We navalists are favored in this Presidential Election with the prospect of candidates who seem implicitly to value the virtues of American Seapower. The extent to which the strength of our Fleet is an issue in this election is unmatched in the other Presidential Elections in my voting life. Putting aside for the moment the circular firing squad that is Sequestration (which I realize is an important limiting factor in this discussion), it appears to me that no matter what the outcome of November’s election, the Navy is likely to receive additional attention from policy makers and additional resources to match. The latter condition being achieved through either plus-ups in real terms, a larger piece of a smaller pie, or a combination of both.
When I engage in conversations about a strengthened Navy, invariably the question will arise “where will the money come from?” We saw it in the interplay between former Navy Secretaries Lehman and Danzig in this blog’s Five Year Anniversary Commemoration. We see it in the editorial pages and websites of major media organizations who love to tell us that “It Doesn’t Add Up” when one of the candidates promotes a plan likely to increase defense spending.
Implicit in these questions is an almost reflexive rejection of three notions: 1) that our federal budget is a matter of choice–even the “non-discretionary” portions 2) that a President’s policy preferences are generally not ignored by the legislature, even when it of different parties and 3) that the current state of economic malaise will eventually improve, and with it, generate additional tax revenue (in ceteris paribus). Put another way, there is a general bias toward the latest budget in a manner that suggests that the art of the possible had been somehow exhausted in its creation, and that all remains for the future is tinkering on the margins. This is rubbish.

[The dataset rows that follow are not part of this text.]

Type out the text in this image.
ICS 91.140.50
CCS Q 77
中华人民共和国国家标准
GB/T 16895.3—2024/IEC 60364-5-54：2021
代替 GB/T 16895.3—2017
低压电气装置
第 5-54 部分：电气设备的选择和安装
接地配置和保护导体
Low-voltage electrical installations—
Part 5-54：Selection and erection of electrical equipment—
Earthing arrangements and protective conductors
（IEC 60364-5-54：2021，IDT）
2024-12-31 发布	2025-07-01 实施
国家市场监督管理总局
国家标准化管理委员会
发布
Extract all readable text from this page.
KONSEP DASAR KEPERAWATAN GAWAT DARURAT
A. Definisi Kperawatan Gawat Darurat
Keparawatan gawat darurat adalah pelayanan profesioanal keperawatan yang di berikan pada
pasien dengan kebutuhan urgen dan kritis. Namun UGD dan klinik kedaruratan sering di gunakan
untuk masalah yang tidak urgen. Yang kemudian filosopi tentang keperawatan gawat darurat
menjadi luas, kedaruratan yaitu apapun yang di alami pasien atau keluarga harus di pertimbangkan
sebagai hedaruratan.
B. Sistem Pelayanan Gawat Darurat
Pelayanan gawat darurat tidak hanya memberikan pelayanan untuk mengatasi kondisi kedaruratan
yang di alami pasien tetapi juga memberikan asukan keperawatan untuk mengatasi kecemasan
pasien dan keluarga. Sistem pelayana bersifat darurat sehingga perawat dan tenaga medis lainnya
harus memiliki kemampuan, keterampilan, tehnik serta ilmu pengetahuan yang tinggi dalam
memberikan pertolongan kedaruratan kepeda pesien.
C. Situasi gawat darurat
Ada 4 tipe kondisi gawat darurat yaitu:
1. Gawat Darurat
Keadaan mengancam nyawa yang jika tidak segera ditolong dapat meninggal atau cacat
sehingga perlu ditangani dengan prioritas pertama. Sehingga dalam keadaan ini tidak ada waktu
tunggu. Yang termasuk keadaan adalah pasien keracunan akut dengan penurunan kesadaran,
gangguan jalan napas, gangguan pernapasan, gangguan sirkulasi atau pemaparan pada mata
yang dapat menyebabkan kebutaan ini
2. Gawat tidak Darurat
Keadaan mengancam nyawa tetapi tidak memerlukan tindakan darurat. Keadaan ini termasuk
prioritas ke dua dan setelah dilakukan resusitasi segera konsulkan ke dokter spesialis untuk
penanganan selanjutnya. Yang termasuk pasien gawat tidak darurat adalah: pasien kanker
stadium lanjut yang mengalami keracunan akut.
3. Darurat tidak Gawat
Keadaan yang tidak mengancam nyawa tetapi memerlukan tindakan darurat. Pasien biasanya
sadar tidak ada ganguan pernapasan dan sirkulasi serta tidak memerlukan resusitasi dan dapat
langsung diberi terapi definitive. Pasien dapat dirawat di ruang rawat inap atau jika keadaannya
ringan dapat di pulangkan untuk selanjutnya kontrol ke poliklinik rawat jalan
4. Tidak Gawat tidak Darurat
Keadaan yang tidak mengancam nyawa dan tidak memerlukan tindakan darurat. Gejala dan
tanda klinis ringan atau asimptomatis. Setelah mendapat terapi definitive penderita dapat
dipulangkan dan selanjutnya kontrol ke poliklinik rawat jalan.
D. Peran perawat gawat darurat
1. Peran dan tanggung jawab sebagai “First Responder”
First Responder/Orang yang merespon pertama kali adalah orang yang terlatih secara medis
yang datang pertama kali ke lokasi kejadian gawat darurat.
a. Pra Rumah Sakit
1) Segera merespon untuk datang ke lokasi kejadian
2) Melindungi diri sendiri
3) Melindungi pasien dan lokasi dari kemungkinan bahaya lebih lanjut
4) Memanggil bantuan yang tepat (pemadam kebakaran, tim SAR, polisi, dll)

The next President—and Congress–has an enormous number of options available with which to fund a strengthened U.S. Navy. Our national budget during the most recently completed FY was over $3.5 trillion, the lion’s share of which is parsed out according to legislated terms–be they annual appropriations or automatic disbursements resulting from prior legislation. The point in raising this distinction without a difference is that either can be effectively altered through the legislative process. That’s right–either. As a society, we are not bound to entitlement spending formulas, nor are we bound to defense spending formulas that oversubscribe to strategically questionable assumptions. All of it should be on the table.

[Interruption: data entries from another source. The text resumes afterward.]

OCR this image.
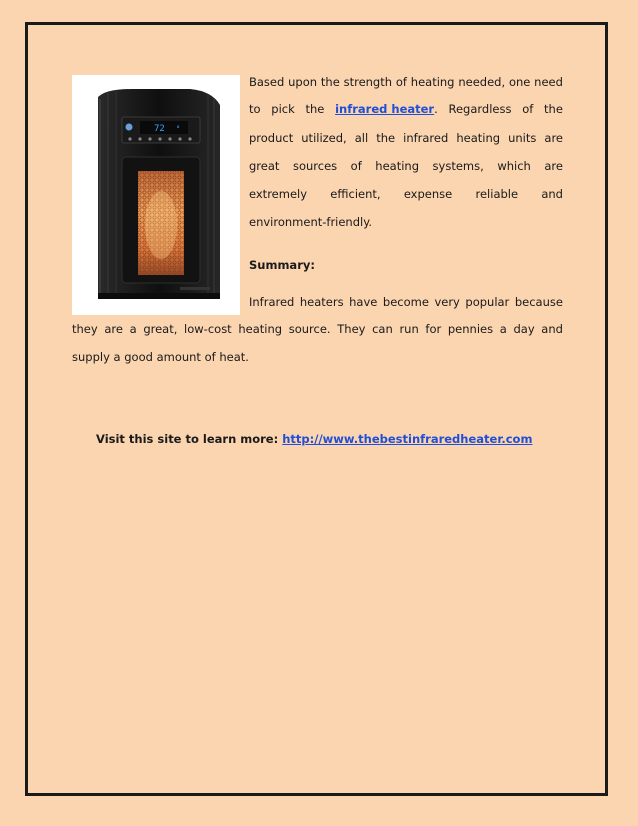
72 °
Based upon the strength of heating needed, one need
to pick the infrared heater. Regardless of the
product utilized, all the infrared heating units are
great sources of heating systems, which are
extremely efficient, expense reliable and
environment-friendly.
Summary:
Infrared heaters have become very popular because
they are a great, low-cost heating source. They can run for pennies a day and
supply a good amount of heat.
Visit this site to learn more: http://www.thebestinfraredheater.com
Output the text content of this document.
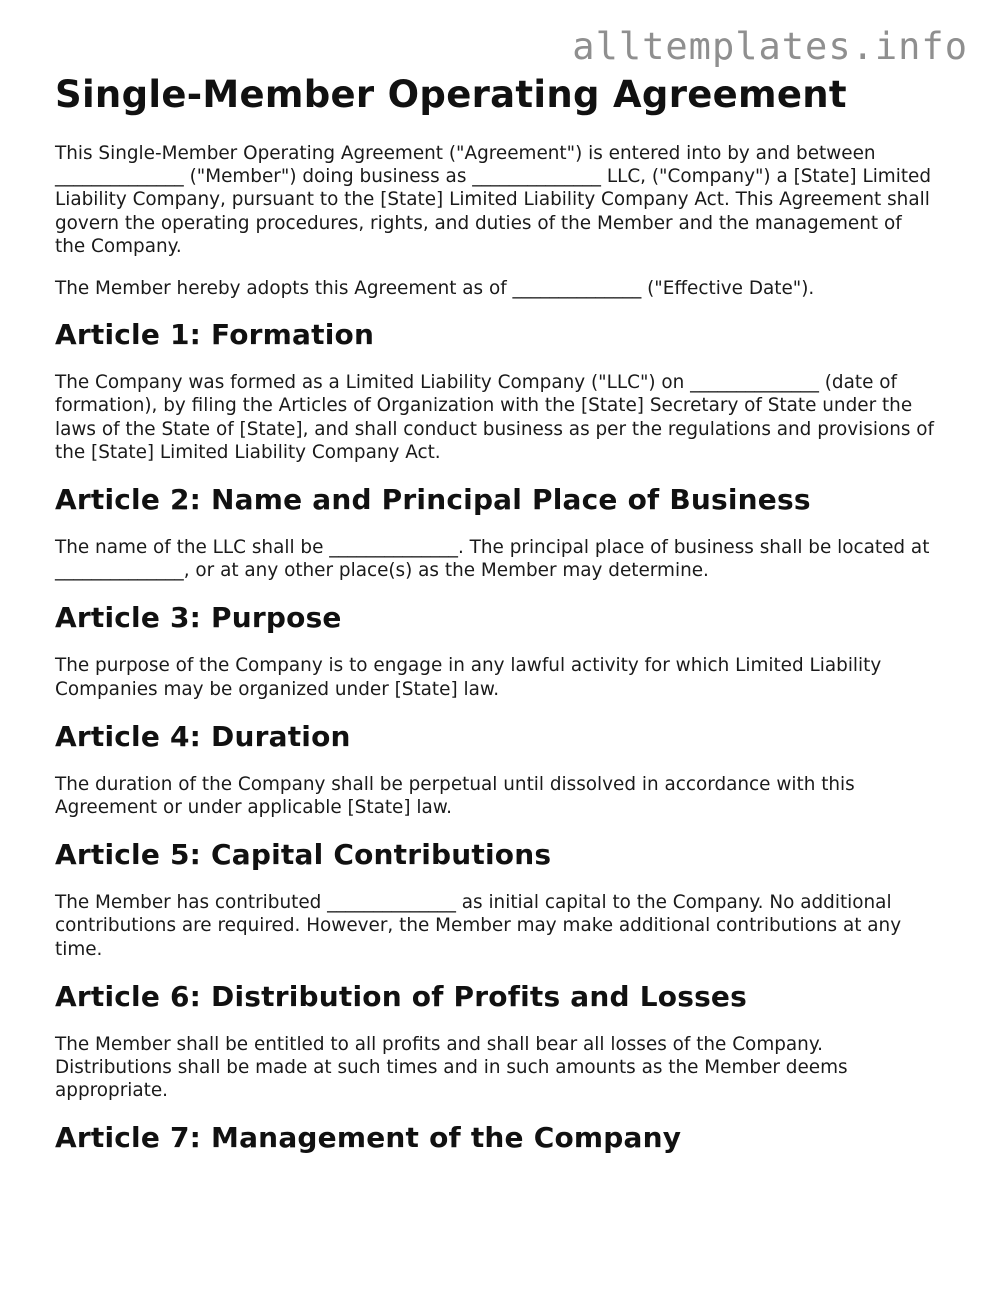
alltemplates.info
Single-Member Operating Agreement

This Single-Member Operating Agreement ("Agreement") is entered into by and between ______________ ("Member") doing business as ______________ LLC, ("Company") a [State] Limited Liability Company, pursuant to the [State] Limited Liability Company Act. This Agreement shall govern the operating procedures, rights, and duties of the Member and the management of the Company.

The Member hereby adopts this Agreement as of ______________ ("Effective Date").

Article 1: Formation

The Company was formed as a Limited Liability Company ("LLC") on ______________ (date of formation), by filing the Articles of Organization with the [State] Secretary of State under the laws of the State of [State], and shall conduct business as per the regulations and provisions of the [State] Limited Liability Company Act.

Article 2: Name and Principal Place of Business

The name of the LLC shall be ______________. The principal place of business shall be located at ______________, or at any other place(s) as the Member may determine.

Article 3: Purpose

The purpose of the Company is to engage in any lawful activity for which Limited Liability Companies may be organized under [State] law.

Article 4: Duration

The duration of the Company shall be perpetual until dissolved in accordance with this Agreement or under applicable [State] law.

Article 5: Capital Contributions

The Member has contributed ______________ as initial capital to the Company. No additional contributions are required. However, the Member may make additional contributions at any time.

Article 6: Distribution of Profits and Losses

The Member shall be entitled to all profits and shall bear all losses of the Company. Distributions shall be made at such times and in such amounts as the Member deems appropriate.

Article 7: Management of the Company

Whether the Navy is strengthened under the next Administration is a reflection of the relationship between Presidential priority and Presidential leadership. In conversations with senior officials of the current Administration about how difficult it is to “find money” in the defense budget for additional spending on the Navy, the same refrain is offered over and over: “until you get in here and look at the budget, you have no idea how hard it is to make things happen.” Implicit in these statements is the same fatalism that underpins the notions I described in the second paragraph of this post. That is, the way it is, is the way it will always be. It does not have to be so–and this is what Presidential leadership is all about. If the President wants to strengthen the Navy, the Navy will be strengthened.